To much fanfare this week, the Northern Line Extension of the London Underground was opened. OTB Engineering is proud of its role as tunnel designer in the first expansion of the #LondonUnderground this century.


The £1.1 billion major construction project began in 2015 on the two-mile twin railway tunnel between Kennington and Battersea. The two new stations, at Battersea Power Station and Nine Elms, are on a spur that connects with the rest of the Northern line at Kennington. TfL estimated that the new services would support 25,000 new jobs and 20,000 new homes and is widely seen as the catalyst for the Nine Elms area, with Battersea Power Station at its centrepiece. The revamped power station is set to fully open to the public by 2022.


Contracted by Flo J/V (Ferrovial Laing O’Rourke Joint Venture), OTB Engineering was responsible for developing the award winning step-plate junction design - an innovative solution combining century old technology with twenty first century knowhow which will future proof further tunnel expansions for TfL. The engagement also encompassed cross-passages, the upgrade at Kennington Station, as well as sprayed concrete lined (SCL) shaft and tunnels and critical tunnel temporary works, including those to support earth pressure balance tunnel boring machine (TBM) tunnelling.

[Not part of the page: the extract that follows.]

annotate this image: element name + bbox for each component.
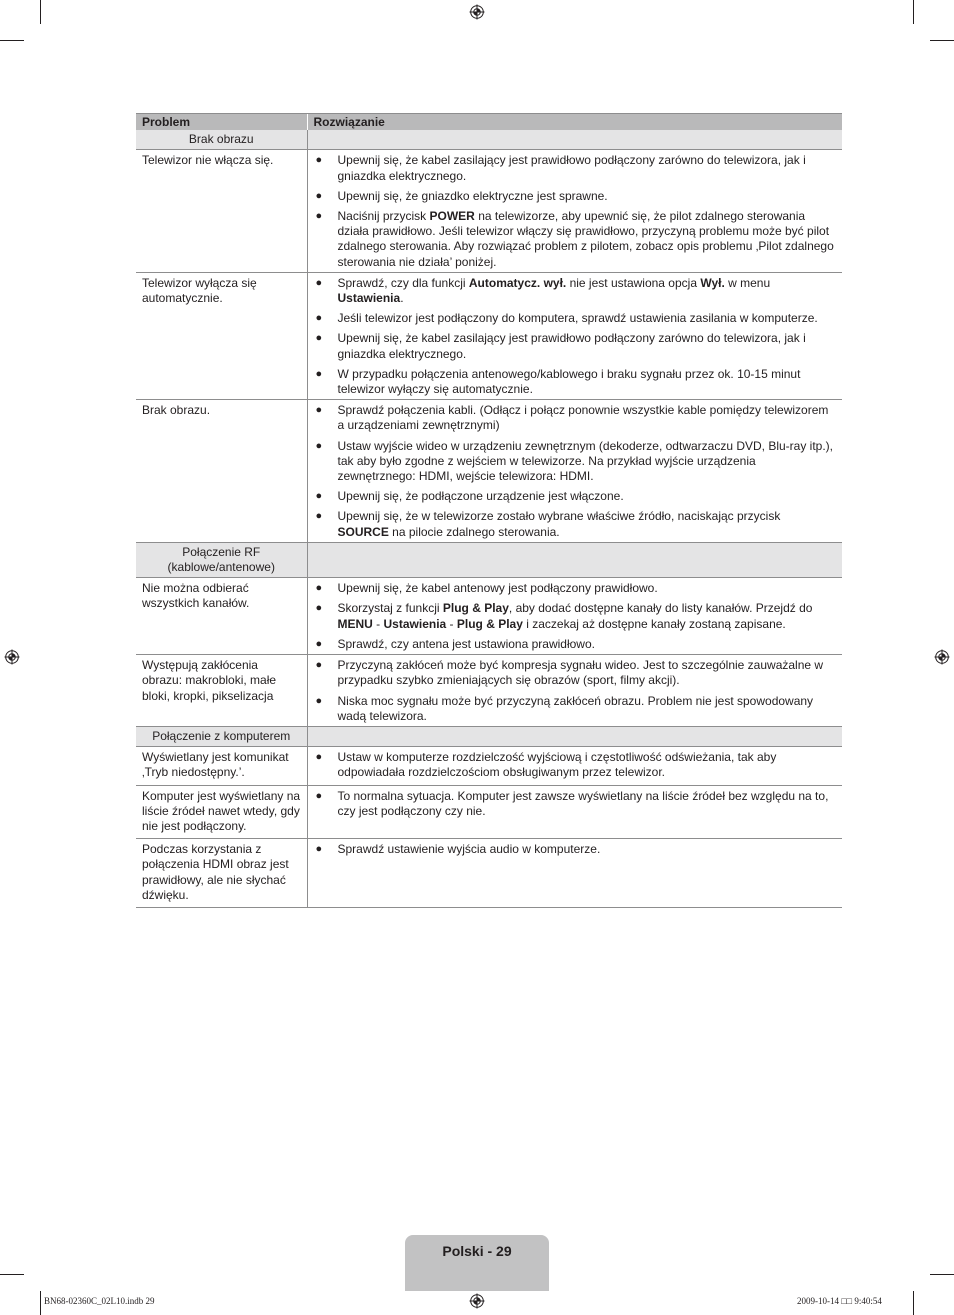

Known throughout the industry for its unique approach to solving civil engineering’s most challenging problems, OTB Engineering turned its attention to this project's unique situation - namely the technical solution for the step-plate junction design at Kennington. OTB’s answer was to design a hybrid solution, combining both temporary and permanent works. In this way the team could ensure its solution was the most cost and risk efficient. To give this challenge some context, the last time step-plate junction technology was employed by TfL was for the Jubilee Line in the mid 1990s. At that point the technology used was over a century old. OTB Engineering’s method developed for the Northern Line Extension is ground-breaking; it provides TfL with a proven means of enlarging any of its tunnels in the future (e.g. to provide a station platform or turnout).



Engaged to value engineer the existing concept designs, Flo J/V needed OTB Engineering to deliver an efficient, low-risk, economic and buildable design that was ‘on-point’ and right first time. The project was delivered 4 months ahead of schedule, and saved the client millions of pounds as a result.


In fact the entire project came in under budget. In part this was because two overrun tunnels were deleted. The tunnels would have taken the line under Battersea Dogs and Cats Home - but the design was changed to ensure the rescue animals did not have their sleep disturbed.


The successes didn’t end there. The solution won plaudits at the Ground Engineering Awards, NCE100 Awards and New Civil Engineer Tunnelling Awards. And more importantly, gave London Underground a new method of partitioning its tunnels and adding new branch lines that will future proof this development for years to come.


OTB Engineering developed the following:

  • Hybrid step-plate junctions combining SCL and traditional timbering;

  • Mechanised construction less reliant on manual handling to improve safety and reduce risks;

  • Deletion of compensation grouting above the step-plate junctions at Kennington;

  • Permanent SCL running tunnel linings incorporating lining drainage;

  • Permanent SCL cross-passages incorporating lining drainage or RamArch in place of steel fibre reinforced concrete (SFRC);

  • Improved cross-passage geometries with improve space-proofing;

  • Full-round SGI opening-sets to avoid the need for internal propping (a solution developed during earlier OTB Engineering work on the Crossrail construction);

  • Sequencing of works at Kennington Station to avoid internal propping (based on work done at Paddington for the Bakerloo Line Link and Crossrail);

  • Full-face SCL excavation sequence to improve production and safety (through the omission of radial construction joints).